One of the film’s most evocative images is of a young Jiro imagining planes flying through the starry night sky; he stares up without his glasses but can only see hazy snatches of starlight against the dark backdrop. His imagination compensates for his poor vision, and he sees a stunning landscape stretch above the night sky, which graduates from the smoky blueish-gray of the evening into bright clouds of greens and yellows with splashes of magenta that seem stolen from a sunset. All of the shades blend, billow and balloon upward in a watercolor dreamscape, and a handful of planes fly through, the scene suddenly transposed onto the young Jiro’s awed face.
Flight is a magic reserved for dreamers like Jiro. His aircraft link his world of dreams, where he is free to create whatever he wants for whatever purpose, and his waking world, in which he’s forced to see his designs used for war. Flight means freedom, until humans manipulate it for their own gain.
Marco, the pig pilot of “Porco Rosso,” and Howl, the magician of “Howl’s Moving Castle,” both fly to outpace the wars around them. Marco finds himself constantly hounded by the World War II Italian government for not using his piloting expertise to serve their fascist regime. He lives as a bounty hunter, because it’s the only way he can retain some semblance of freedom as a pilot without sacrificing his ideals. And Howl transforms into a bird at first to escape the calls of war.
In each case there’s a cost: At the end of “The Wind Rises,” Jiro watches his new plane soar through the sky but then immediately sees the destruction it will cause. Marco’s cynicism about humanity from his wartime exploits and early piloting years is what seems to have caused his swine transformation. And every time Howl transforms into a bird he nearly loses his humanity completely.
Flying to the Afterlife
Birds and humans are of the same stock in many of Miyazaki’s films, including his latest, “The Boy and the Heron,” about a boy named Mahito who is lured by a heron to a timeless place between life and death to find his dead mother and his missing stepmother. The heron is actually a shapeshifting man, and the huge talking parakeets and pelicans that Mahito encounters in the other realm are like humans, trying to coexist within two different strata of this otherworldly society.
“The Boy and the Heron” arrives with Miyazaki at 82 years old and is his film that deals most explicitly, and consistently, with the theme of mortality. But the barrier between life and death is no less permeable than those between childhood and adulthood, or dreams and reality, or a world of perdition and a hidden paradise.

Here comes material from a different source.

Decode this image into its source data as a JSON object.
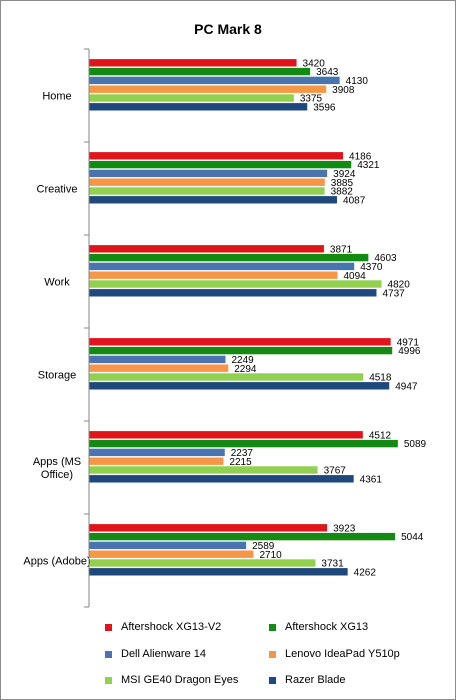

Miyazaki’s heroes are born into imperfect worlds where people get sick, die, wage war and cause destruction, but even in the filmmaker’s most cynical renderings of humanity, even when he reminds us of our worst impulses, his films are ultimately dreams of the most hopeful variety — like that classic dream we’ve all had some night or another … the dream of flying. Flying, Miyazaki tells us, is one of the few concrete ways humans can achieve a kind of transcendence, and this transcendence is beautiful. It allows us to see our true selves, our true potential. But he never fails to remind us: What goes up must come down. It’s up to us to determine how we’ll land.